Oskar (Kåre Hedebrant), an unhappy twelve-year-old boy, is bullied by his peers and fantasizes about making them pay, though for the time being the violence stays within the confines of his imagination. While outside his apartment complex at night, he meets Eli (Lina Leandersson), a strange twelve-year-old who offers him, for the first time, a chance to dream of a different life.
Eli is not like other girls. She goes outside into the bitter Swedish winter wearing no shoes. Occasionally she smells like a putrid corpse. Animalistic growls emanate from her gut. But she floors Oskar with her concern for him and her insistence that he must fight back, no matter what the cost.
For those of you who aren’t familiar with the story, Eli is a vampire, which doesn’t stand by itself as a big spoiler, as it is alluded to in the first twenty-or-so minutes. Eli is not twelve, but rather thousands of years old, and her intentions toward lovelorn, nerdy Oskar are ambiguous throughout.
This is a extraordinarily well-shot film — the snowy, coldly beautiful backdrop is the perfect setting to tell this story, and the cinematography is gorgeous without being showy or pretentious. It is the kind of story that makes you fall in love with its characters. It doesn’t matter if Eli is a vampire or a zombie or even a robot — she is an undeniably real presence, and you root for her as she carries out what must be done.

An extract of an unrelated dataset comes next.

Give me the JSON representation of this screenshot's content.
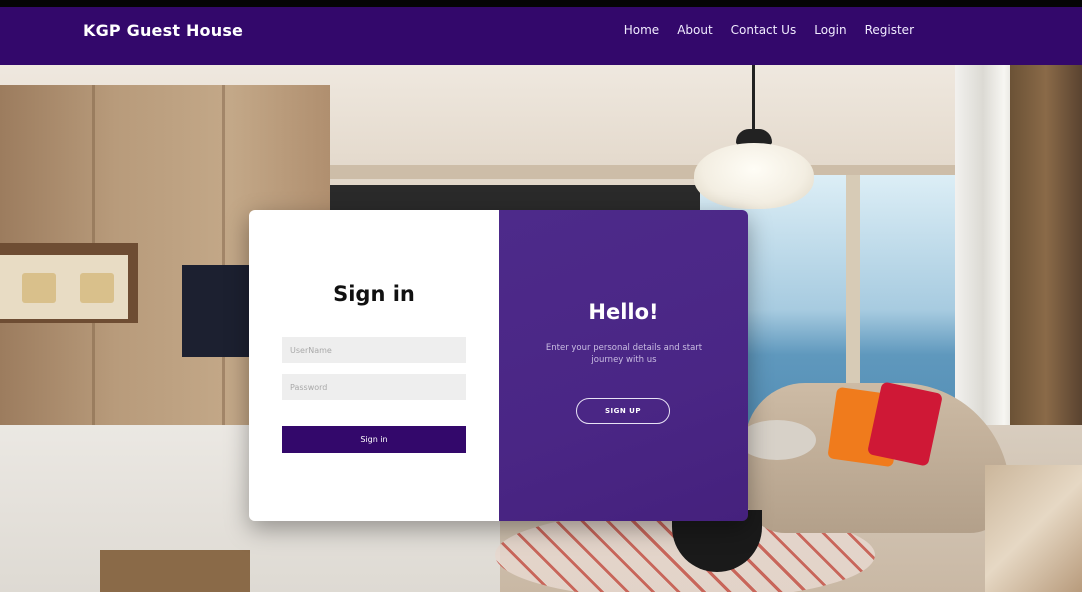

Lina Leandersson is surprisingly good and carries most of the acting duties on her small, vampiric shoulders. Kåre Hedebrant is a little underwhelming at times but still makes a decent effort, and acts much better than Daniel Buttcliffe is the early HP years. He pulls off the mix of darkness and pain in Oskar’s heart combined with his ultimate naivete.
There’s a lot of symbolism in the second half of the movie (Oskar closing the doors of his toy cars, anybody?) which you may not catch if you are overly literal-minded or are not paying attention. The film never lets us forget the suffering of Eli’s victims, including Lacke, a local drunk she ensnares with a nasty trick and makes a snack out of.
The strength of “Let the Right One In” is that it cares as much about its characters as its blood and special effects. The small bit of controversy it earned with its content involving children is unfounded, and should not deter you from watching what is most certainly one of the all-time greats in modern horror.